23 December 2014

It's winter

Variety of large Larus gulls on the beach seawall
There's at least one Great Black-backed Gull on the beach seawall along Sir Casimir Gzowski Park.

The adults are pretty easy; the immatures produce a certain amount of "check the feet!" as a response; when the obviously smaller gulls have the pink legs and feet of herring gulls, well.  That reduces the options for what the larger and generally pretty dark immature gull could be.

Apologies for the terrible focus; manual focus with no tripod is not my best skill.  (I thought the lens was having cold issues; it looks more like the camera body is having ring-focusing-motor drive issues.)

Intractable Swans

So when I first reported L07 and J06, the nice people who work on the trumpeter swan re-introduction emailed me back and asked if the third swan, the one with no wing tag, had a leg band.  I didn't think so, but I hadn't taken a picture, so I couldn't be sure.
L07 Trumpeter Swan Cob, asleep on the beach
Unknown trumpeter swan asleep on the beach
And I am no more sure today, after remembering to take a picture.  ("Let's go wake the swans up", aside from being less than ethical, also isn't safe.  So we don't do that.)

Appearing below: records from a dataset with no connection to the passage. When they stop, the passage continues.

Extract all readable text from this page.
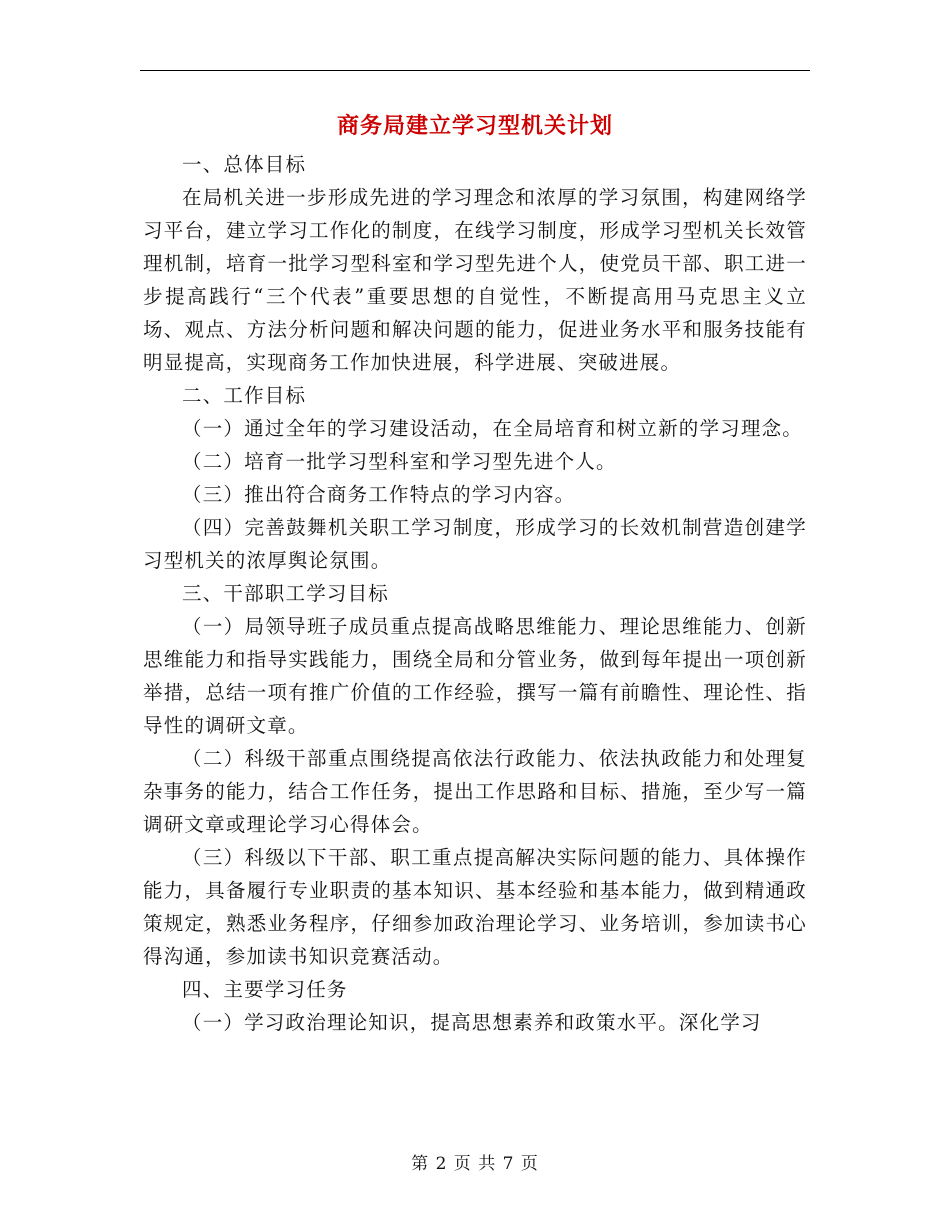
商务局建立学习型机关计划

一、总体目标

在局机关进一步形成先进的学习理念和浓厚的学习氛围，构建网络学习平台，建立学习工作化的制度，在线学习制度，形成学习型机关长效管理机制，培育一批学习型科室和学习型先进个人，使党员干部、职工进一步提高践行“三个代表”重要思想的自觉性，不断提高用马克思主义立场、观点、方法分析问题和解决问题的能力，促进业务水平和服务技能有明显提高，实现商务工作加快进展，科学进展、突破进展。

二、工作目标

（一）通过全年的学习建设活动，在全局培育和树立新的学习理念。

（二）培育一批学习型科室和学习型先进个人。

（三）推出符合商务工作特点的学习内容。

（四）完善鼓舞机关职工学习制度，形成学习的长效机制营造创建学习型机关的浓厚舆论氛围。

三、干部职工学习目标

（一）局领导班子成员重点提高战略思维能力、理论思维能力、创新思维能力和指导实践能力，围绕全局和分管业务，做到每年提出一项创新举措，总结一项有推广价值的工作经验，撰写一篇有前瞻性、理论性、指导性的调研文章。

（二）科级干部重点围绕提高依法行政能力、依法执政能力和处理复杂事务的能力，结合工作任务，提出工作思路和目标、措施，至少写一篇调研文章或理论学习心得体会。

（三）科级以下干部、职工重点提高解决实际问题的能力、具体操作能力，具备履行专业职责的基本知识、基本经验和基本能力，做到精通政策规定，熟悉业务程序，仔细参加政治理论学习、业务培训，参加读书心得沟通，参加读书知识竞赛活动。

四、主要学习任务

（一）学习政治理论知识，提高思想素养和政策水平。深化学习

第 2 页 共 7 页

J06 was further down the beach, honking malignantly at a bunch of seven mute swans.  The mutes were looking baffled and uneasy; it can't be the sort of thing they're used to.  And even trumpeter swans aren't that territorial in the winter.  It might get a bit more exciting come springtime, when the trumpeter cobs spend so much time striving to remember how their distant, distant ancestors grew rending teeth.

21 December 2014

Inherently elegant creatures, swans

Preening cob trumpeter swan J06
There's a group of trumpeter swans on the Toronto Waterfront this winter; mute swans are regular, but it's nice to see Trumpeters getting re-established enough to be present.  (Trumpeters are, after all, the native swan species.)  And I do suppose winter makes taking one's preening very seriously an important thing to do.